A large part of being a sniper is simply waiting. Snipers wait for hours, or even days, before their target presents itself. “There’s a lot of fatigue associated with the job,” Jason went on. “Guys get bored of looking at the same thing hour after hour, day after day. I won’t have that problem. One blurry patch of light pretty much looks the same as the next. It doesn’t matter if I’m on a mountainside in Central Asia, or in a McDonalds in Clarksdale, Mississippi.”
“What we’ve got to do,” Captain Stone Reynolds told reporters, “is devise a completely new strategy in how we go about training Jason’s spotter. Spotters usually follow the vapor trail of a bullet, and then tell the sniper how he should readjust his aim.

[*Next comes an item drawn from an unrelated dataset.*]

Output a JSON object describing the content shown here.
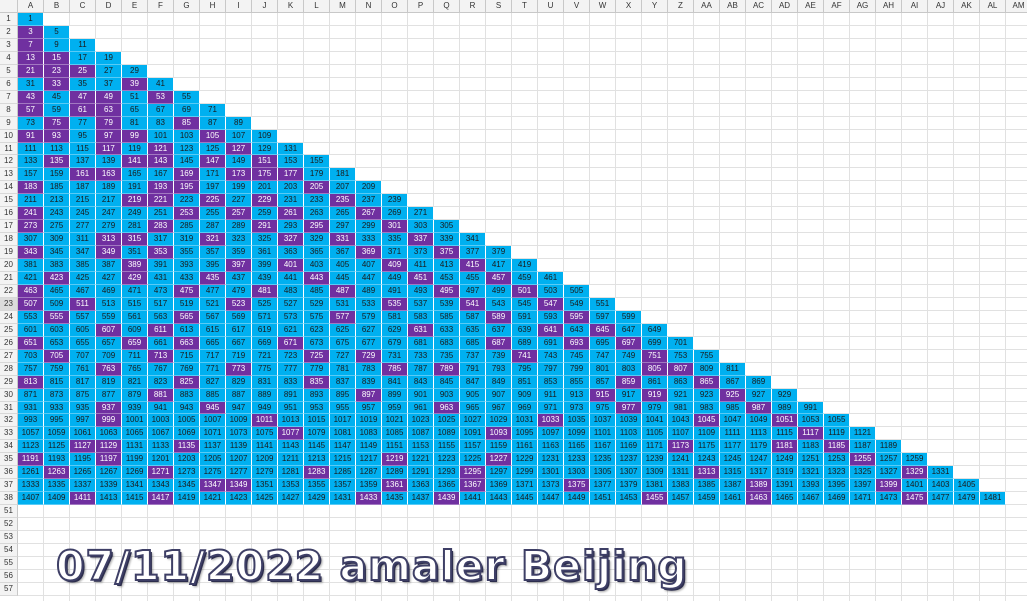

The man working with Jason is going to have to tell him where the target is, how to aim, and what to avoid.”
“I can’t wait to get started,” Jason said. “I won’t let my disability stop me from performing at the top of my game. Ask my folks, they know. I’m ready to kill someone.”
A Killer Elite
Two months into his training, Jason was still optimistic about his chances for success. “I hit more targets than I miss,” he confided. “The feel of the gun, the stilling of my heart, the strategy of the hunt. I can’t wait until I’m deployed in the field.”
His spotter, Specialist Doug Horsetail, was a bit more reserved in his praise. “Well, the guy’s motivated, that’s for sure. Sometimes I just want to take the gun from his hand and reposition it, or at least push the barrel so that it’s pointing in the right direction, but Jason won’t have it.”
“That’s right,” Jason laughed. “I keep telling him not to touch my gun.”
When asked about Jason’s progress, Chief Warrant Officer Michael Lynch rolled his eyes and spat. “Do you see this cast on my leg?” he asked. “Jason shot me in the leg. His target was at 11 O’clock, and I was standing at 3 O’clock. How does something like that happen? He’s shot two of his classmates, a German Shepard and three transport carriers. I’m just about ready to quit this Army.”
“Hey, I never said this was going to be easy,” Jason said, in response to Lynch’s complaints. “You can’t make an omelet without breaking a few eggs first.”